Nerlich and Stelmach (Metaphors in search of a target: The curious case of Epigenetics) analyze in detail the linguistic repertoire that is taking prominence with the rise of epigenetics. While, at the peak of its iconic relevance, genetic research was framed in terms of metaphors such as “information,” “code,” “letter,” or “book,” with epigenetics a new language is becoming popular. As the authors claim, “instead of grand genomic metaphors of the ‘book of life’ type” epigenetics seems instead characterized by the proliferation of smaller and semantically more various metaphors to convey the dynamism of epigenetic phenomena. These metaphors comprehend the mechanistic vocabulary of “switching” or “marking/tagging,” as well as more temporally inflected repertoires of connected to ideas of memory, such as “remembering,” “poisoning,” “cursing,” and even “a time bomb in your genes.” As they claim in the conclusion, at present epigenetics remains very much a field in flux, in itself possessing a plasticity that just reflects the plastic processes that epigenetics aims to depict.

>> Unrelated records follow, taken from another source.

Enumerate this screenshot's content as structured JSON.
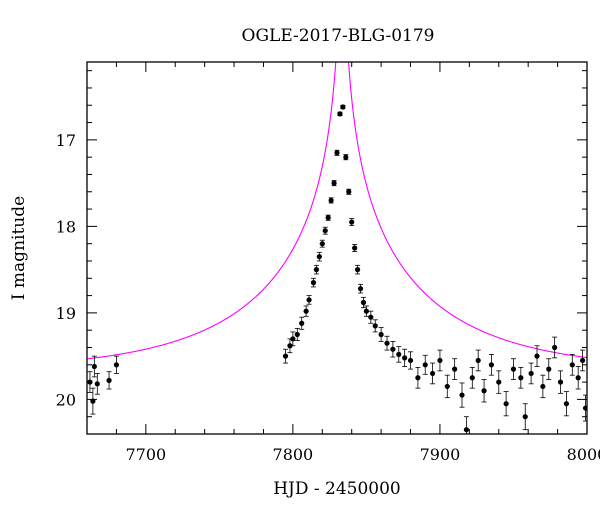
{
  "chart_data": {
    "type": "scatter",
    "title": "OGLE-2017-BLG-0179",
    "xlabel": "HJD - 2450000",
    "ylabel": "I magnitude",
    "xlim": [
      7660,
      8000
    ],
    "ylim": [
      20.4,
      16.1
    ],
    "y_inverted": true,
    "grid": false,
    "x_ticks": [
      7700,
      7800,
      7900,
      8000
    ],
    "y_ticks": [
      17,
      18,
      19,
      20
    ],
    "series": [
      {
        "kind": "data_points_with_errorbars",
        "color": "#000000",
        "points": [
          [
            7662,
            19.8,
            0.12
          ],
          [
            7664,
            20.02,
            0.15
          ],
          [
            7665,
            19.62,
            0.12
          ],
          [
            7667,
            19.82,
            0.12
          ],
          [
            7675,
            19.78,
            0.1
          ],
          [
            7680,
            19.6,
            0.1
          ],
          [
            7795,
            19.5,
            0.08
          ],
          [
            7798,
            19.38,
            0.08
          ],
          [
            7800,
            19.3,
            0.08
          ],
          [
            7803,
            19.25,
            0.07
          ],
          [
            7806,
            19.12,
            0.07
          ],
          [
            7809,
            18.98,
            0.06
          ],
          [
            7811,
            18.85,
            0.05
          ],
          [
            7814,
            18.65,
            0.05
          ],
          [
            7816,
            18.5,
            0.05
          ],
          [
            7818,
            18.35,
            0.05
          ],
          [
            7820,
            18.2,
            0.04
          ],
          [
            7822,
            18.05,
            0.04
          ],
          [
            7824,
            17.9,
            0.03
          ],
          [
            7826,
            17.7,
            0.03
          ],
          [
            7828,
            17.5,
            0.03
          ],
          [
            7830,
            17.15,
            0.03
          ],
          [
            7832,
            16.7,
            0.02
          ],
          [
            7834,
            16.62,
            0.02
          ],
          [
            7836,
            17.2,
            0.03
          ],
          [
            7838,
            17.6,
            0.03
          ],
          [
            7840,
            17.95,
            0.04
          ],
          [
            7842,
            18.25,
            0.04
          ],
          [
            7844,
            18.5,
            0.05
          ],
          [
            7846,
            18.72,
            0.05
          ],
          [
            7848,
            18.88,
            0.06
          ],
          [
            7850,
            18.98,
            0.06
          ],
          [
            7853,
            19.05,
            0.07
          ],
          [
            7856,
            19.15,
            0.07
          ],
          [
            7860,
            19.25,
            0.08
          ],
          [
            7864,
            19.35,
            0.08
          ],
          [
            7868,
            19.42,
            0.09
          ],
          [
            7872,
            19.48,
            0.09
          ],
          [
            7876,
            19.52,
            0.1
          ],
          [
            7880,
            19.55,
            0.1
          ],
          [
            7885,
            19.75,
            0.12
          ],
          [
            7890,
            19.6,
            0.11
          ],
          [
            7895,
            19.7,
            0.12
          ],
          [
            7900,
            19.55,
            0.12
          ],
          [
            7905,
            19.85,
            0.13
          ],
          [
            7910,
            19.65,
            0.12
          ],
          [
            7915,
            19.95,
            0.14
          ],
          [
            7918,
            20.35,
            0.15
          ],
          [
            7922,
            19.75,
            0.12
          ],
          [
            7926,
            19.55,
            0.12
          ],
          [
            7930,
            19.9,
            0.13
          ],
          [
            7935,
            19.6,
            0.12
          ],
          [
            7940,
            19.8,
            0.13
          ],
          [
            7945,
            20.05,
            0.14
          ],
          [
            7950,
            19.65,
            0.12
          ],
          [
            7955,
            19.75,
            0.12
          ],
          [
            7958,
            20.2,
            0.15
          ],
          [
            7962,
            19.7,
            0.12
          ],
          [
            7966,
            19.5,
            0.12
          ],
          [
            7970,
            19.85,
            0.13
          ],
          [
            7974,
            19.65,
            0.12
          ],
          [
            7978,
            19.4,
            0.12
          ],
          [
            7982,
            19.8,
            0.13
          ],
          [
            7986,
            20.05,
            0.14
          ],
          [
            7990,
            19.6,
            0.12
          ],
          [
            7994,
            19.75,
            0.13
          ],
          [
            7997,
            19.55,
            0.12
          ],
          [
            7999,
            20.1,
            0.15
          ]
        ]
      },
      {
        "kind": "model_curve",
        "color": "#ff00ff",
        "t0": 7833.5,
        "u0": 0.008,
        "tE": 120,
        "baseline": 19.68
      }
    ]
  }
}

Finally, Jörg Niewöhner (Epigenetics: Localising Biology Through Co-laboration?) looks at the significance of environmental epigenetics from the point of view of anthropology. As he claims, environmental epigenetics is “producing results that are good to think with for anthropology and social science as well as for interested scientists within biology.” In particular, environmental epigenetics may be helpful in challenging “established notions of the body and of biology as a science of nature clearly separated and separable from culture.” For Niewöhner, the situatedness of biological knowledge (or “local biology”) that is emerging via epigenetic research is the key concept with which to rethink biological categories as “part of the social fabric within any given society,” that is, “part of the way bodies are known and treated by their owners and by medical practitioners and through infrastructures.” In particular, Niewöhner proposes the concept of co-laboration to highlight the novel “non-teleological, experimental practice” that epigenetic knowledge may contribute to recent debates on inter-disciplinarity. Co-laboration would amount to a new form of “joint epistemic work on [ … ] localizing human biology,” going beyond classical inter-disciplinary or ethical legal and social implications (ELSI) approaches to biological knowledge. Niewöhner's point seems to be that the conceptual discontinuity introduced by local biology and environmental epigenetics requires a novel attitude from the social sciences in relation to the production of biological knowledge.

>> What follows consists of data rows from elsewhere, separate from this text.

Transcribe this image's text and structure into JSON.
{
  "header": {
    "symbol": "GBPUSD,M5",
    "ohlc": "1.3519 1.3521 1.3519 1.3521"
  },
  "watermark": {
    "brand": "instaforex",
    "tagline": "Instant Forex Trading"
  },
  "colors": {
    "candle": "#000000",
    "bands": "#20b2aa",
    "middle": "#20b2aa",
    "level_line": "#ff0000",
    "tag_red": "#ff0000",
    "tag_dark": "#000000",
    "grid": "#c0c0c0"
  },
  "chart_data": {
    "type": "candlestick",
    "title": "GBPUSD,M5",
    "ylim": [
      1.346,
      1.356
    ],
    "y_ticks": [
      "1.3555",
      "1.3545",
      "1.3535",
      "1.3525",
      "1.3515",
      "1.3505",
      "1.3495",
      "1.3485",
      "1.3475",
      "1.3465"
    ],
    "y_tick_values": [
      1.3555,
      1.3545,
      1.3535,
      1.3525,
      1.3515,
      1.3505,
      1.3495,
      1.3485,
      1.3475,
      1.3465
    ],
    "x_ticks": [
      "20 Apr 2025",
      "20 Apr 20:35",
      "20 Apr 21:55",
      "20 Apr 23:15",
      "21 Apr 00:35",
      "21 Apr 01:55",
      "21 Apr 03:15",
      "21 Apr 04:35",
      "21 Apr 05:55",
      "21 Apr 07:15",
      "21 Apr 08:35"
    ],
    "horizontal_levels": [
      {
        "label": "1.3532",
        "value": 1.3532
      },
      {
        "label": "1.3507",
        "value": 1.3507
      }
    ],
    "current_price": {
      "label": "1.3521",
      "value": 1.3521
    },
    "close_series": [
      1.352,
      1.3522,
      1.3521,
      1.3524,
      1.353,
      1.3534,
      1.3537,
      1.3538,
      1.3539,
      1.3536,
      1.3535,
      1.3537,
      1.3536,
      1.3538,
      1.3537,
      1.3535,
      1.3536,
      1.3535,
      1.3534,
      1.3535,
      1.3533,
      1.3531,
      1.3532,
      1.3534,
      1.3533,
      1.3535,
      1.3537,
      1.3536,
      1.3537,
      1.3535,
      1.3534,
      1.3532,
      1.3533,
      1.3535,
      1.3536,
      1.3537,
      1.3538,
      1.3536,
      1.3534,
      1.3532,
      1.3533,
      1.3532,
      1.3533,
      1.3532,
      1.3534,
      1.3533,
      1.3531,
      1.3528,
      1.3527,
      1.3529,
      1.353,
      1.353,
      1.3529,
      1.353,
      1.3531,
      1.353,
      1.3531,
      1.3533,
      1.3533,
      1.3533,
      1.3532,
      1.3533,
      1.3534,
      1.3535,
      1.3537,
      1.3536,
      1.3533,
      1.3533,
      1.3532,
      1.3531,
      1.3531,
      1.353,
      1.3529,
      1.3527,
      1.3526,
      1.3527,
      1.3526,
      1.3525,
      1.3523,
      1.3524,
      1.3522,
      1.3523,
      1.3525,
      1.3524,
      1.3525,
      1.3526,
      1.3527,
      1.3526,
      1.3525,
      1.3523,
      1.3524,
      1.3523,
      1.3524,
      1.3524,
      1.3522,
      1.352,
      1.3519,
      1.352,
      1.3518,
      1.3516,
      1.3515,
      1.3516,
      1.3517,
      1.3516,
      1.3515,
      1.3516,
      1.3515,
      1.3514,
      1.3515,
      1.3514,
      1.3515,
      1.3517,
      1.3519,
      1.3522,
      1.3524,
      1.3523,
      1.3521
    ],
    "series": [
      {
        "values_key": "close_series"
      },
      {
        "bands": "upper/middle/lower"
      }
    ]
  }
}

These five articles do not aim to exhaustively draw out the multifarious connections that epigenetic knowledge may create between the new twenty-first-century biology and the social sciences. All the authors seem to be aware that the terrain under our feet is changing rapidly, that previous well-established notions of what “the biological” is and what “the social” is are continuously shifting. This is extremely exciting for social scientists who want to work in the novel biosocial paradigm that is taking shape in this century. At the same time, however, the quick-pace changes of the current scenario are also a warning to the fact that any cartography or ontology of the contemporary remains precarious, unstable, and less universalizable than the great narratives of science and society in the last century would have probably liked.